Scottish actress and comedienne

Julie Duncanson (born 1968) is a Scottish actress and comedian. She trained at Manchester Polytechnic School of Theatre. She is probably best known for her roles in the soap opera River City as Shona Henderson and sketch comedy show Velvet Soup. Other film, television and radio work includes Crimewatch UK (BBC), Pied Piper (Granada), Washin' Time (MP Films) and Tunes of Glory (BBC Radio 4).

==Theatre==

| Year | Title | Role | Company | Director | Notes |
|---|---|---|---|---|---|
| 1997 | A Greater Tomorrow | Ambulancewoman, Aussie | Dundee Rep Theatre | Hamish Glen | play by Hector MacMillan |

Other theatre credits include The Snow Queen, David Copperfield, Beauty and the Beast and Grapes of Wrath at Dundee Rep; Born Guilty (7:84); Made from Girders, Jungle Book, Wind in the Willows, Brighton Beach Memoirs, Othello (Byre Theatre, St.

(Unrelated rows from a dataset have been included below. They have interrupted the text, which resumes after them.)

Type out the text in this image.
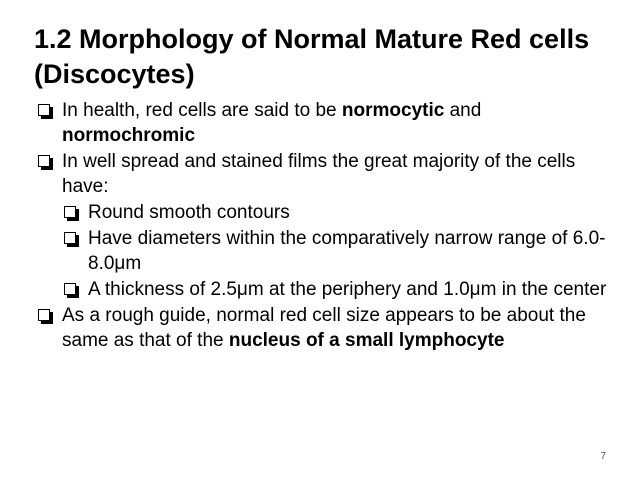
1.2 Morphology of Normal Mature Red cells (Discocytes)
In health, red cells are said to be normocytic and normochromic
In well spread and stained films the great majority of the cells have:
Round smooth contours
Have diameters within the comparatively narrow range of 6.0-8.0μm
A thickness of 2.5μm at the periphery and 1.0μm in the center
As a rough guide, normal red cell size appears to be about the same as that of the nucleus of a small lymphocyte
7
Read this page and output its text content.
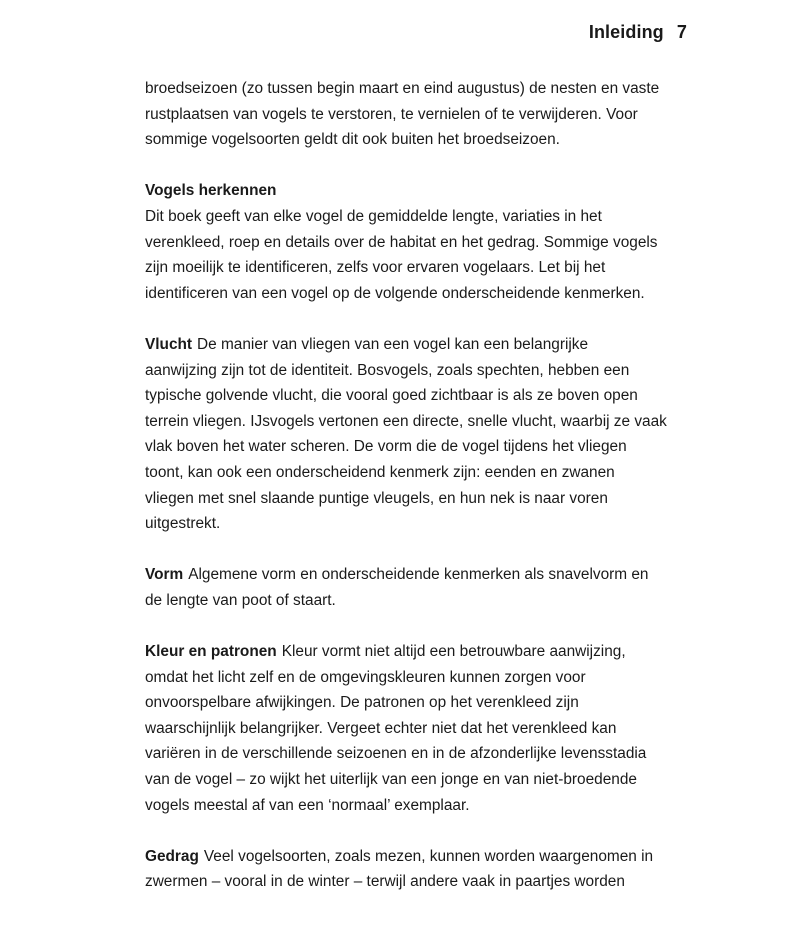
Inleiding 7
broedseizoen (zo tussen begin maart en eind augustus) de nesten en vaste
rustplaatsen van vogels te verstoren, te vernielen of te verwijderen. Voor
sommige vogelsoorten geldt dit ook buiten het broedseizoen.
Vogels herkennen
Dit boek geeft van elke vogel de gemiddelde lengte, variaties in het
verenkleed, roep en details over de habitat en het gedrag. Sommige vogels
zijn moeilijk te identificeren, zelfs voor ervaren vogelaars. Let bij het
identificeren van een vogel op de volgende onderscheidende kenmerken.
Vlucht De manier van vliegen van een vogel kan een belangrijke
aanwijzing zijn tot de identiteit. Bosvogels, zoals spechten, hebben een
typische golvende vlucht, die vooral goed zichtbaar is als ze boven open
terrein vliegen. IJsvogels vertonen een directe, snelle vlucht, waarbij ze vaak
vlak boven het water scheren. De vorm die de vogel tijdens het vliegen
toont, kan ook een onderscheidend kenmerk zijn: eenden en zwanen
vliegen met snel slaande puntige vleugels, en hun nek is naar voren
uitgestrekt.
Vorm Algemene vorm en onderscheidende kenmerken als snavelvorm en
de lengte van poot of staart.
Kleur en patronen Kleur vormt niet altijd een betrouwbare aanwijzing,
omdat het licht zelf en de omgevingskleuren kunnen zorgen voor
onvoorspelbare afwijkingen. De patronen op het verenkleed zijn
waarschijnlijk belangrijker. Vergeet echter niet dat het verenkleed kan
variëren in de verschillende seizoenen en in de afzonderlijke levensstadia
van de vogel – zo wijkt het uiterlijk van een jonge en van niet-broedende
vogels meestal af van een ‘normaal’ exemplaar.
Gedrag Veel vogelsoorten, zoals mezen, kunnen worden waargenomen in
zwermen – vooral in de winter – terwijl andere vaak in paartjes worden
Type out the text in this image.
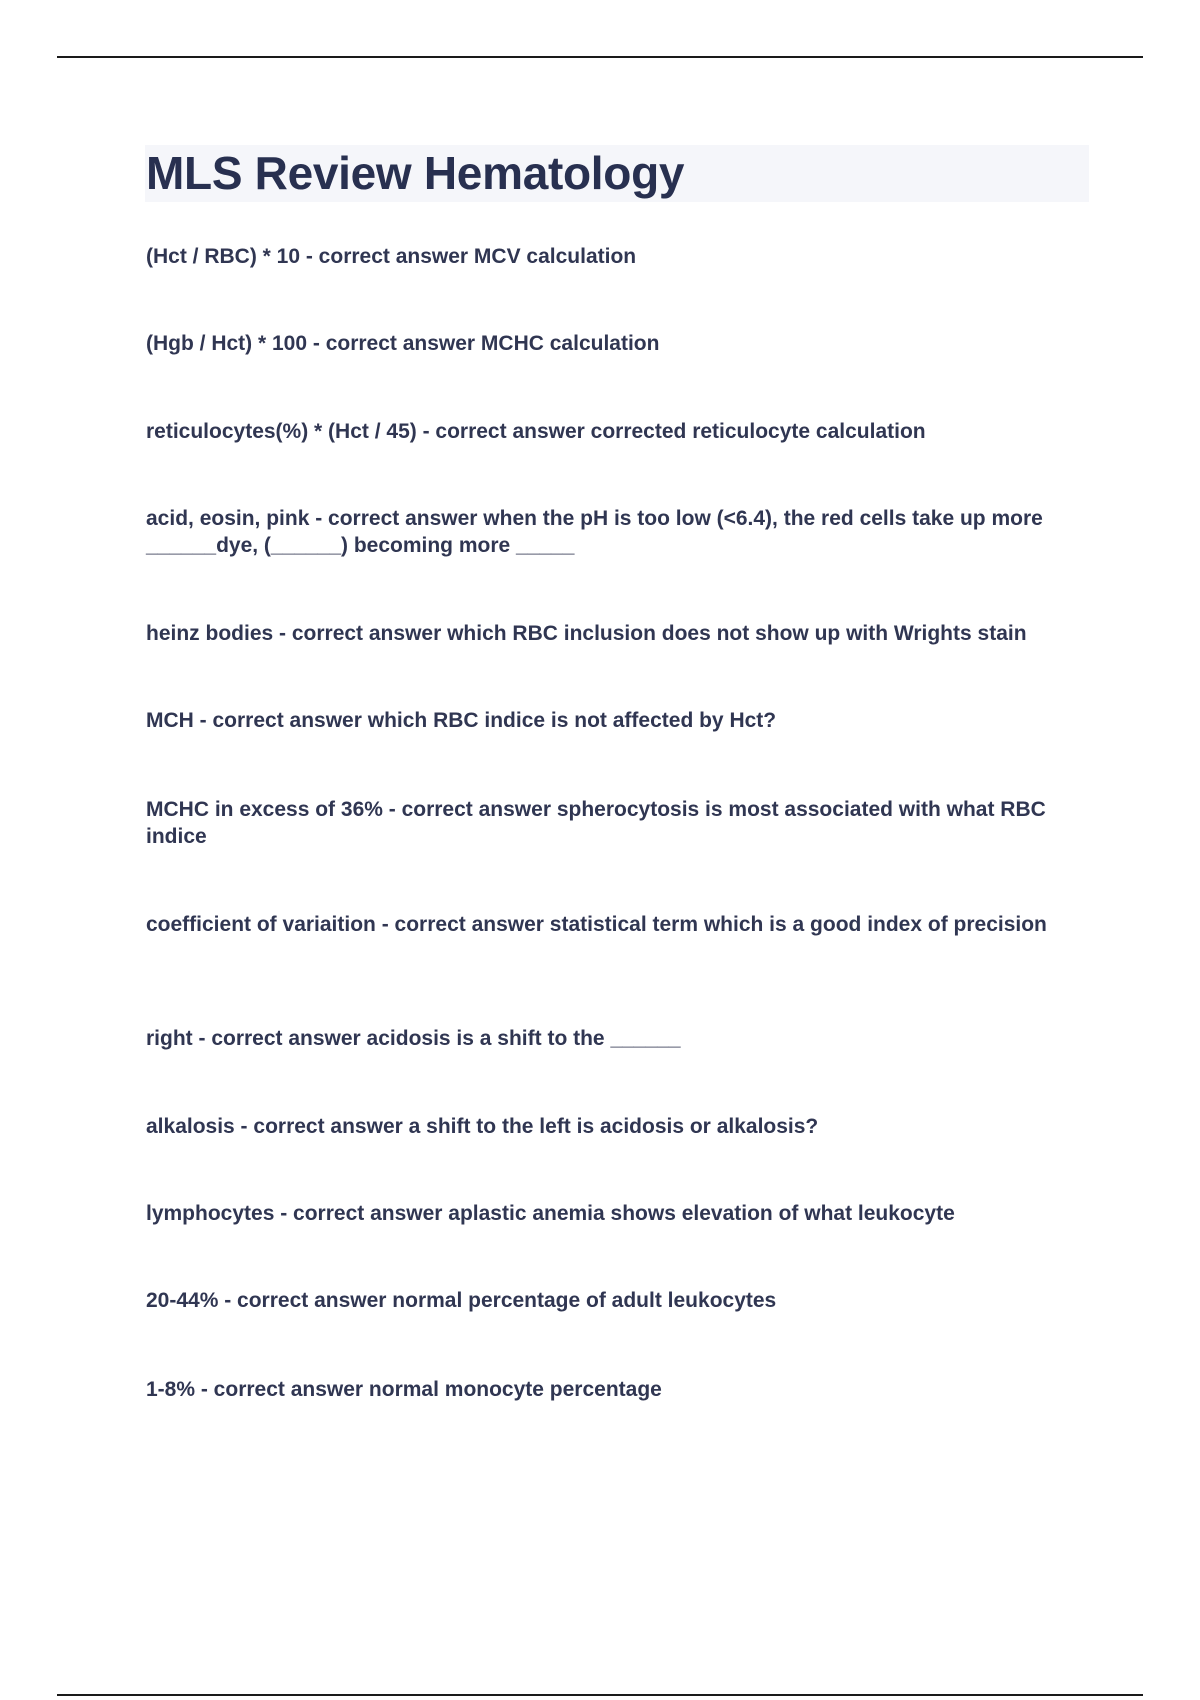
MLS Review Hematology

(Hct / RBC) * 10 - correct answer MCV calculation

(Hgb / Hct) * 100 - correct answer MCHC calculation

reticulocytes(%) * (Hct / 45) - correct answer corrected reticulocyte calculation

acid, eosin, pink - correct answer when the pH is too low (<6.4), the red cells take up more ______dye, (______) becoming more _____

heinz bodies - correct answer which RBC inclusion does not show up with Wrights stain

MCH - correct answer which RBC indice is not affected by Hct?

MCHC in excess of 36% - correct answer spherocytosis is most associated with what RBC indice

coefficient of variaition - correct answer statistical term which is a good index of precision

right - correct answer acidosis is a shift to the ______

alkalosis - correct answer a shift to the left is acidosis or alkalosis?

lymphocytes - correct answer aplastic anemia shows elevation of what leukocyte

20-44% - correct answer normal percentage of adult leukocytes

1-8% - correct answer normal monocyte percentage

Andrews); Phoenix (Perth Theatre); Sleeping Beauty (Durham Theatre Co.); and Bondagers (Traverse Theatre).

Duncanson co-founded White Rabbit Coyboys in 1995 and directed a production of the same name on the Edinburgh Festival Fringe. The company won the Levi 501 Bursary to stage Scooby Doo Generation in 1996.